Rozgrywany w Pradze mecz Czechy-Anglia zapowiadał się bardzo ciekawie. Gospodarze marzyli o zmazaniu złego wrażenia, jakie zostawili w marcu, gdy na Wembley polegli 0:5. Z kolei Anglicy chcieli wygrać, ponieważ zwycięstwo pozwoliłoby im już w piątek świętować awans na Euro 2020. Angielska ekipa miała już przygotowane szampany, ale z ich otwarciem musi jeszcze poczekać. Udział w czeskim zwycięstwie miał gracz znany z polskich boisk - pisze Onet.
Spotkanie rozpoczęło się po myśli idących jak burza przez eliminacje Anglików.

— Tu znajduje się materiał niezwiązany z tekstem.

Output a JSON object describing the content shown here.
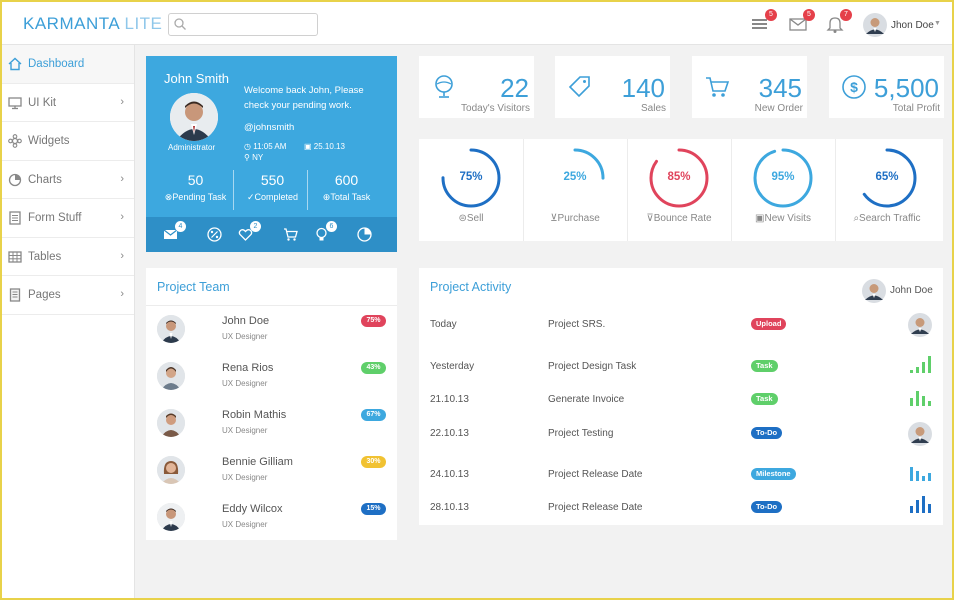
{
  "colors": {
    "accent": "#3d9fd8",
    "profile_bg": "#3da8df",
    "badge_red": "#e5404a",
    "green": "#5fcf6a",
    "blue": "#3d9fd8",
    "dark_blue": "#1e6fc4",
    "yellow": "#f1c232",
    "red": "#e0445c"
  },
  "header": {
    "logo_part1": "KARMANTA",
    "logo_part2": " LITE",
    "search_placeholder": "",
    "notifications": [
      {
        "icon": "list-icon",
        "count": "5"
      },
      {
        "icon": "mail-icon",
        "count": "5"
      },
      {
        "icon": "bell-icon",
        "count": "7"
      }
    ],
    "user_name": "Jhon Doe"
  },
  "sidebar": {
    "items": [
      {
        "label": "Dashboard",
        "icon": "home-icon",
        "active": true,
        "has_children": false
      },
      {
        "label": "UI Kit",
        "icon": "monitor-icon",
        "active": false,
        "has_children": true
      },
      {
        "label": "Widgets",
        "icon": "widgets-icon",
        "active": false,
        "has_children": false
      },
      {
        "label": "Charts",
        "icon": "pie-chart-icon",
        "active": false,
        "has_children": true
      },
      {
        "label": "Form Stuff",
        "icon": "form-icon",
        "active": false,
        "has_children": true
      },
      {
        "label": "Tables",
        "icon": "table-icon",
        "active": false,
        "has_children": true
      },
      {
        "label": "Pages",
        "icon": "pages-icon",
        "active": false,
        "has_children": true
      }
    ]
  },
  "profile": {
    "name": "John Smith",
    "role": "Administrator",
    "welcome": "Welcome back John, Please check your pending work.",
    "handle": "@johnsmith",
    "time": "11:05 AM",
    "date": "25.10.13",
    "location": "NY",
    "stats": [
      {
        "value": "50",
        "label": "Pending Task"
      },
      {
        "value": "550",
        "label": "Completed"
      },
      {
        "value": "600",
        "label": "Total Task"
      }
    ],
    "bar_items": [
      {
        "icon": "mail-icon",
        "badge": "4"
      },
      {
        "icon": "percent-icon",
        "badge": ""
      },
      {
        "icon": "heart-icon",
        "badge": "2"
      },
      {
        "icon": "cart-icon",
        "badge": ""
      },
      {
        "icon": "bulb-icon",
        "badge": "6"
      },
      {
        "icon": "pie-icon",
        "badge": ""
      }
    ]
  },
  "stat_boxes": [
    {
      "icon": "globe-icon",
      "value": "22",
      "label": "Today's Visitors"
    },
    {
      "icon": "tag-icon",
      "value": "140",
      "label": "Sales"
    },
    {
      "icon": "cart-icon",
      "value": "345",
      "label": "New Order"
    },
    {
      "icon": "dollar-icon",
      "value": "5,500",
      "label": "Total Profit"
    }
  ],
  "gauges": [
    {
      "percent": 75,
      "label": "75%",
      "name": "Sell",
      "icon": "sell-icon",
      "color": "#1e6fc4"
    },
    {
      "percent": 25,
      "label": "25%",
      "name": "Purchase",
      "icon": "cart-icon",
      "color": "#3da8df"
    },
    {
      "percent": 85,
      "label": "85%",
      "name": "Bounce Rate",
      "icon": "bounce-icon",
      "color": "#e0445c"
    },
    {
      "percent": 95,
      "label": "95%",
      "name": "New Visits",
      "icon": "visits-icon",
      "color": "#3da8df"
    },
    {
      "percent": 65,
      "label": "65%",
      "name": "Search Traffic",
      "icon": "search-icon",
      "color": "#1e6fc4"
    }
  ],
  "team": {
    "title": "Project Team",
    "members": [
      {
        "name": "John Doe",
        "role": "UX Designer",
        "percent": "75%",
        "color": "#e0445c"
      },
      {
        "name": "Rena Rios",
        "role": "UX Designer",
        "percent": "43%",
        "color": "#5fcf6a"
      },
      {
        "name": "Robin Mathis",
        "role": "UX Designer",
        "percent": "67%",
        "color": "#3da8df"
      },
      {
        "name": "Bennie Gilliam",
        "role": "UX Designer",
        "percent": "30%",
        "color": "#f1c232"
      },
      {
        "name": "Eddy Wilcox",
        "role": "UX Designer",
        "percent": "15%",
        "color": "#1e6fc4"
      }
    ]
  },
  "activity": {
    "title": "Project Activity",
    "user": "John Doe",
    "rows": [
      {
        "date": "Today",
        "task": "Project SRS.",
        "tag": "Upload",
        "tag_color": "#e0445c",
        "tail": "avatar"
      },
      {
        "date": "Yesterday",
        "task": "Project Design Task",
        "tag": "Task",
        "tag_color": "#5fcf6a",
        "tail": "bars-green"
      },
      {
        "date": "21.10.13",
        "task": "Generate Invoice",
        "tag": "Task",
        "tag_color": "#5fcf6a",
        "tail": "bars-green"
      },
      {
        "date": "22.10.13",
        "task": "Project Testing",
        "tag": "To-Do",
        "tag_color": "#1e6fc4",
        "tail": "avatar"
      },
      {
        "date": "24.10.13",
        "task": "Project Release Date",
        "tag": "Milestone",
        "tag_color": "#3da8df",
        "tail": "bars-blue"
      },
      {
        "date": "28.10.13",
        "task": "Project Release Date",
        "tag": "To-Do",
        "tag_color": "#1e6fc4",
        "tail": "bars-darkblue"
      }
    ]
  }
}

W polu karnym Lukas Masopust faulował Raheema Sterlinga, a sędzia wskazał na jedenasty metr. Po pięciu minutach było 0:1, bo rzut karny pewnie wykorzystał niezawodny Harry Kane.

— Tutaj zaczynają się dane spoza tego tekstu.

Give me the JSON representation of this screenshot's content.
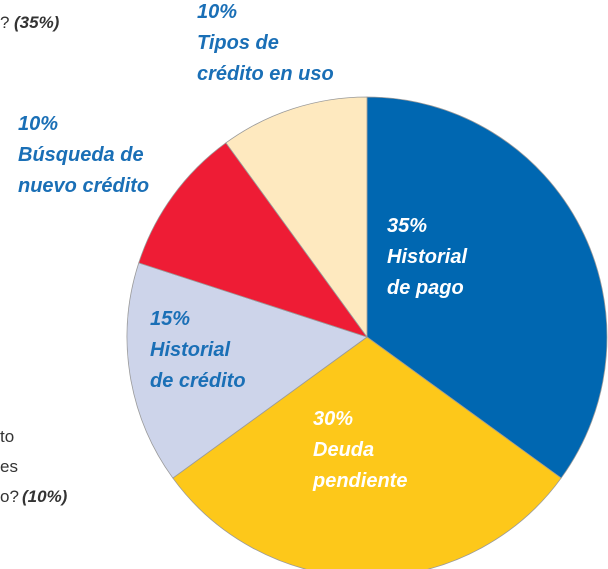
{
  "chart_data": {
    "type": "pie",
    "categories": [
      [
        "Historial",
        "de pago"
      ],
      [
        "Deuda",
        "pendiente"
      ],
      [
        "Historial",
        "de crédito"
      ],
      [
        "Búsqueda de",
        "nuevo crédito"
      ],
      [
        "Tipos de",
        "crédito en uso"
      ]
    ],
    "values": [
      35,
      30,
      15,
      10,
      10
    ],
    "value_labels": [
      "35%",
      "30%",
      "15%",
      "10%",
      "10%"
    ],
    "colors": [
      "#0067b1",
      "#fdc81a",
      "#cdd4ea",
      "#ee1c35",
      "#fee9bf"
    ],
    "annotations": [
      "?",
      "(35%)",
      "to",
      "es",
      "o?",
      "(10%)"
    ]
  }
}
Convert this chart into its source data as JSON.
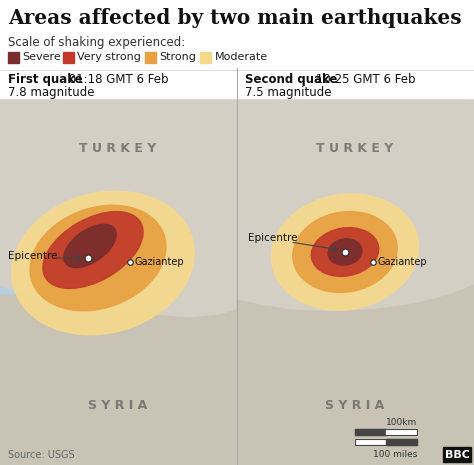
{
  "title": "Areas affected by two main earthquakes",
  "subtitle": "Scale of shaking experienced:",
  "legend_items": [
    {
      "label": "Severe",
      "color": "#7b2d2d"
    },
    {
      "label": "Very strong",
      "color": "#c0392b"
    },
    {
      "label": "Strong",
      "color": "#e8a040"
    },
    {
      "label": "Moderate",
      "color": "#f5d98b"
    }
  ],
  "quake1_title": "First quake",
  "quake1_time": " 01:18 GMT 6 Feb",
  "quake1_mag": "7.8 magnitude",
  "quake2_title": "Second quake",
  "quake2_time": " 10:25 GMT 6 Feb",
  "quake2_mag": "7.5 magnitude",
  "source": "Source: USGS",
  "bbc_logo": "BBC",
  "turkey_label": "T U R K E Y",
  "syria_label": "S Y R I A",
  "epicentre_label": "Epicentre",
  "gaziantep_label": "Gaziantep",
  "scale_100km": "100km",
  "scale_100miles": "100 miles",
  "land_color": "#d4cfc4",
  "sea_color": "#b8cfe0",
  "syria_color": "#c8c3b5",
  "bg_color": "#ffffff"
}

Podopieczni Garetha Southgate’a cieszyli się krótko. W 9. minucie w polu karnym po dośrodkowaniu z rzutu rożnego doszło do zamieszania. Piłkę strącił Ondrej Celustka, a Jakub Brabec nieco szczęśliwie doprowadził do remisu.

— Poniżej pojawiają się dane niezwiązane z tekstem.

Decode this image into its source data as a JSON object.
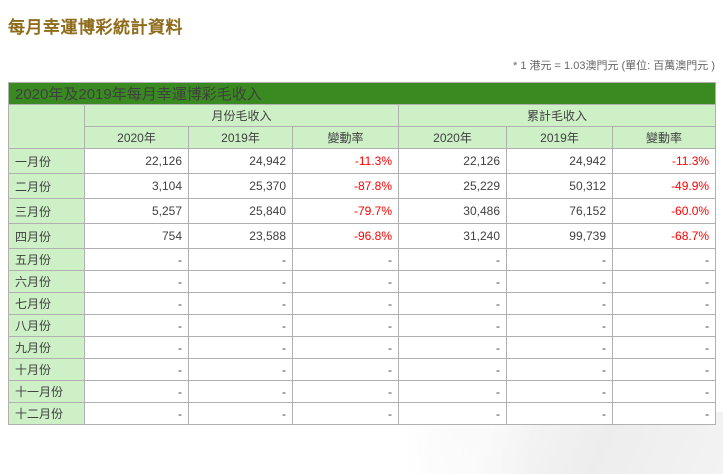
{
  "page": {
    "title": "每月幸運博彩統計資料",
    "note": "* 1 港元 = 1.03澳門元 (單位: 百萬澳門元 )"
  },
  "colors": {
    "title_text": "#8f6c1c",
    "caption_bg": "#398a21",
    "header_cell_bg": "#cdf0c6",
    "negative_text": "#ff0000",
    "border": "#b0b0b0"
  },
  "table": {
    "caption": "2020年及2019年每月幸運博彩毛收入",
    "group_headers": {
      "monthly": "月份毛收入",
      "cumulative": "累計毛收入"
    },
    "sub_headers": {
      "y2020": "2020年",
      "y2019": "2019年",
      "change": "變動率"
    },
    "rows": [
      {
        "month": "一月份",
        "m2020": "22,126",
        "m2019": "24,942",
        "mchg": "-11.3%",
        "c2020": "22,126",
        "c2019": "24,942",
        "cchg": "-11.3%"
      },
      {
        "month": "二月份",
        "m2020": "3,104",
        "m2019": "25,370",
        "mchg": "-87.8%",
        "c2020": "25,229",
        "c2019": "50,312",
        "cchg": "-49.9%"
      },
      {
        "month": "三月份",
        "m2020": "5,257",
        "m2019": "25,840",
        "mchg": "-79.7%",
        "c2020": "30,486",
        "c2019": "76,152",
        "cchg": "-60.0%"
      },
      {
        "month": "四月份",
        "m2020": "754",
        "m2019": "23,588",
        "mchg": "-96.8%",
        "c2020": "31,240",
        "c2019": "99,739",
        "cchg": "-68.7%"
      },
      {
        "month": "五月份",
        "m2020": "-",
        "m2019": "-",
        "mchg": "-",
        "c2020": "-",
        "c2019": "-",
        "cchg": "-"
      },
      {
        "month": "六月份",
        "m2020": "-",
        "m2019": "-",
        "mchg": "-",
        "c2020": "-",
        "c2019": "-",
        "cchg": "-"
      },
      {
        "month": "七月份",
        "m2020": "-",
        "m2019": "-",
        "mchg": "-",
        "c2020": "-",
        "c2019": "-",
        "cchg": "-"
      },
      {
        "month": "八月份",
        "m2020": "-",
        "m2019": "-",
        "mchg": "-",
        "c2020": "-",
        "c2019": "-",
        "cchg": "-"
      },
      {
        "month": "九月份",
        "m2020": "-",
        "m2019": "-",
        "mchg": "-",
        "c2020": "-",
        "c2019": "-",
        "cchg": "-"
      },
      {
        "month": "十月份",
        "m2020": "-",
        "m2019": "-",
        "mchg": "-",
        "c2020": "-",
        "c2019": "-",
        "cchg": "-"
      },
      {
        "month": "十一月份",
        "m2020": "-",
        "m2019": "-",
        "mchg": "-",
        "c2020": "-",
        "c2019": "-",
        "cchg": "-"
      },
      {
        "month": "十二月份",
        "m2020": "-",
        "m2019": "-",
        "mchg": "-",
        "c2020": "-",
        "c2019": "-",
        "cchg": "-"
      }
    ]
  }
}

Harry Kane nie wykorzystał świetnych sytuacji
W pierwszej połowie kibice nie obejrzeli już więcej bramek. W drugiej odsłonie meczu remis utrzymywał się dzięki świetnej postawie obu bramkarzy. Sytuacje sam na sam miał Harry Kane, ale Tomas Vaclik stawał na wysokości zadania. Po drugiej stronie murawy Jordan Pickford bronił uderzenia Aleksa Krala i Lukasa Masopusta.